In Finland, bonfires are set alight throughout the country. Whilst you may assume this is to keep the cold at bay, its actual purpose is to pay homage to Nordic belief that fire drives away witches that fly around on broomsticks between Good Friday and Easter Sunday. Alongside this witchcraft themed tradition, children have also been known to put soot over their faces, carry broomsticks and bunches of willow twigs, and go begging in the street – which all sounds familiarly like a British Halloween.
The tradition of ‘Smingus-Dyngus’ is rather bizarre practice of pouring water over one another. People will throw buckets of water and use squirt guns to drench each other; which allegedly originates from the baptism of the Polish prince Mieszko on Easter Monday in 966 AD.
In the small town of Haux in South Eastern France, the population will cook and serve a giant omelette in the town’s main square, using around 4,500 eggs meaning it has the capability to feed up to 1,000 people. The tradition is said to derive from a story about Napoleon, who allegedly travelled through southern France with his army and stopped in the small town to eat. Napoleon enjoyed the omelettes so much he ordered the town to serve his army a giant one the following day.
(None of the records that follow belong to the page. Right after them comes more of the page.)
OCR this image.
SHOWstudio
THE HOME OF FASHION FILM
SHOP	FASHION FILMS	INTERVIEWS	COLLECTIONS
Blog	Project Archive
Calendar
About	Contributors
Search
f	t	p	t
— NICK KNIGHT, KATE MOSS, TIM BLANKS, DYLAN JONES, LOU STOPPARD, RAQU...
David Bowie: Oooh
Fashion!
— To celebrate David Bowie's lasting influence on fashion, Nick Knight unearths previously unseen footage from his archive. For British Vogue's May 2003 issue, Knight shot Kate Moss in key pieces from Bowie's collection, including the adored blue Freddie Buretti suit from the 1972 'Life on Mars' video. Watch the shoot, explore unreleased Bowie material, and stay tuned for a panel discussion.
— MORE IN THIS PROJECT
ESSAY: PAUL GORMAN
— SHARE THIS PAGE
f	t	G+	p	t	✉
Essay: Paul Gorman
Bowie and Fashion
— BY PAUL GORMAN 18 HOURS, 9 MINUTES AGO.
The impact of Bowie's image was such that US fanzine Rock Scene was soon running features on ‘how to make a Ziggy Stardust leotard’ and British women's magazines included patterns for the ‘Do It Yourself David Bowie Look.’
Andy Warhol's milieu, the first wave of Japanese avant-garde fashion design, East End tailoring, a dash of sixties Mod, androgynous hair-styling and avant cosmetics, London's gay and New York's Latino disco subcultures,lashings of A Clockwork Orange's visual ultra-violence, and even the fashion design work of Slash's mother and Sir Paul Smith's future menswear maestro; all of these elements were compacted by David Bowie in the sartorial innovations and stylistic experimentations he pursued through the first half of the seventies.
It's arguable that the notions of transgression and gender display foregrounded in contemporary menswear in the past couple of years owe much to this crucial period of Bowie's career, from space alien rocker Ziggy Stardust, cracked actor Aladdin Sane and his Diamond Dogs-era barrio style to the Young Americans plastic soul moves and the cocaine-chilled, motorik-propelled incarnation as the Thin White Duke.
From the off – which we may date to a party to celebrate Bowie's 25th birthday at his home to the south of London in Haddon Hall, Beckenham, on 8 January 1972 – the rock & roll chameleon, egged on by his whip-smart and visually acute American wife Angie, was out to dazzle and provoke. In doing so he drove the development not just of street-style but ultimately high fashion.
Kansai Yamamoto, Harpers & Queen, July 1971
On the morning of Holy Saturday, the unusually destructive tradition of ‘pot throwing’ takes place in Corfu. People will throw pots, pans and other crockery out of their windows, so you might want to make sure you watch out when walking around town this time of year! The origins of this tradition are somewhat hazy, with some saying the custom derives from the people of Venice, who on New Year’s Day used to throw out old items. A more timely and relatable belief however, is that the smashing of pots welcomes spring, symbolizing the new crops that will be gathered in the pots.
Over the Easter period in the Italian capital of Rome, Easter takes on a huge role. With the religious sovereignty that is the Vatican located inside the city walls, it’s hardly surprising to hear that the weekend celebrations have a huge impact. On Good Friday the Pope commemorates the Via Crucis, meaning ‘Way of the Cross’, at the Coliseum, where a huge cross is raised with burning torches illuminating the sky. The 14 Stations of the Cross are described in several languages by the Pope. Thousands of visitors from all around the world gather in St.Peter’s Square to await the pope’s blessing from the church’s balcony; this is described as ‘Urbi etorbi’ meaning ‘to the city and the world’.
If you ever find yourself in the Spanish town of Verges over the Easter period, you may be left thinking you’re experiencing Halloween as opposed to Easter. Over the weekend the townspeople of Verges begin their Easter traditions on Holy Thursday with the ‘dansa de la mort’ or ‘macabre death dance’. People will re-enact scenes from a play entitled The Passion, which includes dressing as skeletons and proceeding to parade and dance through the streets at night. The macabre dance begins at midnight and continues for 3 hours into the night.